Search code examples
rggplot2linear-regression

Clarifying the aim of linear regression with multiple predictor variables and how to plot using ggplot2


I'm trying to learn the intricacies of linear regression for prediction, and I'd like to ask two questions:

  1. I've got one dependent variable (call it X) and, let's say, ten independent variables. I can use lm() to generate a model. But my question is this: is the aim of generating a model (or, more likely, multiple models) to identify the single best predictor of X, or is the aim to discover the best combination of predictors of X? I assumed the latter, but after several hours of reading online I am now unsure.

  2. If the aim is to discover the best combination of predictors of X, then (once I've identified that combination) how is a combination plotted properly? Plotting one line is easy, but for a combination would it be proper to (a) plot ten distinct regression lines (one per independent variable) or (b) plot a single line that somehow represents the combination? I've provided the summary() I'm working with in case it facilitates answering this question. enter image description here


Solution

  • Is the aim of generating a model (or, more likely, multiple models) to identify the single best predictor of X, or is the aim to discover the best combination of predictors of X?

    This depends mainly on the situation/context you are in. If you are always going to have access to these predictors, then yes, you'd like to identify the best model that will (likely) use a combination of these predictors. Obviously you want to keep in mind issues like overfitting and make sure the predictors you include are actually contributing something meaningful to your model, but there's no reason not to include multiple predictors if they make your model meaningfully better.

    However, in many real world scenarios predictors are not free. It might cost $10,000 to collect each predictor and the organization you are working for only has the budget to collect one predictor. Thus, you might only be interested in the single best predictor because it is not practical to collect more than one going forward. In this case you'd also just be interested in how well that variable predicts in a simple regression, not a multiple regression, since you won't be controlling for other variables in the future anyway (but looking at the multiple regression results could still provide insight).

    how is a combination plotted properly?

    Again, this depends on context. However, in most cases you probably don't want to plot 10 regression lines because that's too overwhelming to look at and you will probably never have 10 variables that meaningfully contribute to your model. I'm actually kind of surprised your adjusted R^2 is not lower given you have quite a few variables so close to zero, unless they're just on massive scales.

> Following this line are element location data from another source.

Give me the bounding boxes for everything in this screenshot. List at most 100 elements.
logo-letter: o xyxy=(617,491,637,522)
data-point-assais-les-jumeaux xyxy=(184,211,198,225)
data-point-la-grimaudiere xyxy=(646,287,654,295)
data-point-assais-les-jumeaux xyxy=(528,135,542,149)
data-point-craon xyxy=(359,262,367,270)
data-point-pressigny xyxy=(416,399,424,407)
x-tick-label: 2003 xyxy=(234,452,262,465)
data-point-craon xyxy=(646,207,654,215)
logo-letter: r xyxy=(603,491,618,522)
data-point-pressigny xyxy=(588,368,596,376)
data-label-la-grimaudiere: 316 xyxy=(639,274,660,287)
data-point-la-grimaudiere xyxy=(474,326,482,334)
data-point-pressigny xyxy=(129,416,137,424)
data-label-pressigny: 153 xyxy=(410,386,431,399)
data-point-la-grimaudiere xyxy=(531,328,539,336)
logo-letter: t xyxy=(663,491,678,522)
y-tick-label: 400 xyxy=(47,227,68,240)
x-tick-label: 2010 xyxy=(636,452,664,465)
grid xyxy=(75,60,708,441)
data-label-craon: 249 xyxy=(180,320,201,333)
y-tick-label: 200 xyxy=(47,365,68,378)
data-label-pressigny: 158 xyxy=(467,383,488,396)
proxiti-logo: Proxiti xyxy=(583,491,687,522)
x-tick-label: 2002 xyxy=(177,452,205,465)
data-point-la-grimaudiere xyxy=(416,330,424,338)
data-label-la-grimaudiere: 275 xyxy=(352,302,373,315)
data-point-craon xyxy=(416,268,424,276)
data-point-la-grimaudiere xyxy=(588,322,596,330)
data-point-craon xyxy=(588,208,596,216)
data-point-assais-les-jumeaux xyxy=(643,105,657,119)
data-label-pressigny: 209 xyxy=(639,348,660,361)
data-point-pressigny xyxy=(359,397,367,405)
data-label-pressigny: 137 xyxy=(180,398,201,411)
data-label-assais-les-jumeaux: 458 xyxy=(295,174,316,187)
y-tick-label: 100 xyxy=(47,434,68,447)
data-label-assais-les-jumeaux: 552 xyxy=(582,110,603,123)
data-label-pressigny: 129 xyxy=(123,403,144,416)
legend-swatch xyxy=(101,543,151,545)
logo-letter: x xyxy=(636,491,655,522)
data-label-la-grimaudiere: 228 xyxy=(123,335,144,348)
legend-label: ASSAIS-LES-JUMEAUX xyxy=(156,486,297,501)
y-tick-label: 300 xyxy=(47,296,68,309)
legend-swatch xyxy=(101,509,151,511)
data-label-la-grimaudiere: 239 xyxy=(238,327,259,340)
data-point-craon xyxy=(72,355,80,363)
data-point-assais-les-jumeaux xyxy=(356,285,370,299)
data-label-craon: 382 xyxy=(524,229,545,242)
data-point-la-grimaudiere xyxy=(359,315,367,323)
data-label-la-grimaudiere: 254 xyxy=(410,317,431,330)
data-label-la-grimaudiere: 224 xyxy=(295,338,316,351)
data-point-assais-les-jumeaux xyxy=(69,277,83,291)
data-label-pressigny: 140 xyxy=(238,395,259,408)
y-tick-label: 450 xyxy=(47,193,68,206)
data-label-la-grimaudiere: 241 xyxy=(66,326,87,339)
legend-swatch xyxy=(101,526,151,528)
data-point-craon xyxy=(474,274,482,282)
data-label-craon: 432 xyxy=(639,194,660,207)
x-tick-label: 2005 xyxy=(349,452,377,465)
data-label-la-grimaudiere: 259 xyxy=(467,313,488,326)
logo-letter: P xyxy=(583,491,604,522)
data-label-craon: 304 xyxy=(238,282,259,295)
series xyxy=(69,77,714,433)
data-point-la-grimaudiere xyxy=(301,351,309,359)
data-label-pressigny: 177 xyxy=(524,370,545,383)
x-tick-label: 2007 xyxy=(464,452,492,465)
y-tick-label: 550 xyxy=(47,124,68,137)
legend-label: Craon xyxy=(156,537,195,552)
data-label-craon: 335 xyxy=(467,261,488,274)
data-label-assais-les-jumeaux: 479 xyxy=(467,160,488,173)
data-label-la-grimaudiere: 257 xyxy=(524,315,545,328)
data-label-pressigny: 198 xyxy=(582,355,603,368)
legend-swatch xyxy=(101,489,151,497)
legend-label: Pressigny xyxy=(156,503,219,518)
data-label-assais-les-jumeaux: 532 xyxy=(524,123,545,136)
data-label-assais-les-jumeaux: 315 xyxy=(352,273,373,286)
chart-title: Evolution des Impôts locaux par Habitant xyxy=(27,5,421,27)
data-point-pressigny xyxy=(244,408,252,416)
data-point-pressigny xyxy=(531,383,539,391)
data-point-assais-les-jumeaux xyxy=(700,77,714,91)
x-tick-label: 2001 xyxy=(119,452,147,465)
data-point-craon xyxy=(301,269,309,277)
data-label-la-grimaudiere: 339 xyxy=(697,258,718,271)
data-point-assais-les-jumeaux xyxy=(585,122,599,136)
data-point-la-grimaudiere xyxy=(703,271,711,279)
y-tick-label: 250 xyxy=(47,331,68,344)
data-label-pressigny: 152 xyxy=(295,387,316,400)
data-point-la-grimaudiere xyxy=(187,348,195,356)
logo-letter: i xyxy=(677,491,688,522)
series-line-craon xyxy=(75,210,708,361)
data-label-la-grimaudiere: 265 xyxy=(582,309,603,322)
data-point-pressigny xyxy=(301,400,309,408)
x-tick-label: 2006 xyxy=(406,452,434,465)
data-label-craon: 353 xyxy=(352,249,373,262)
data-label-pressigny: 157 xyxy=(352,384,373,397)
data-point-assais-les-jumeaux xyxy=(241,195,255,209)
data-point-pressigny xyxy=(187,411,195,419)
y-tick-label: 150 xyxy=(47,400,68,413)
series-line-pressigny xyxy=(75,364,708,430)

    First, who is viewing this graph? Is it you? If so, what information do you need to see that isn't being conveyed by the beta parameters? If it's someone else, who are they? Are they a stakeholder who knows nothing about statistics? If that's the case, you want a pretty simple graph that drives home your main point. Second, what is the purpose of your predictions and how does the process you are predicting unfold in the real world? Let's say I'm predicting how well people perform on the job given their scores on some different selection measures. The first thing you need to consider is, how is that selection happening? Are candidates screened on their answers to some personality questions and only the top scorers get an interview? In that case, it might be useful to create multiple graphs that show that process. However, candidates might be reviewed holistically and assigned a sum score based on all these predictors. In that case one regression line makes sense because you are interested in how these predictors act in concert.

    There is no one answer to this question because the answers depend on the reason you're doing a regression in the first place. Once you identify the reason you're trying to predict this thing and the context that the process is happening in you should probably be able to determine what makes most sense. There is no "right" answer you'll find in a textbook because most real life problems are not in textbooks.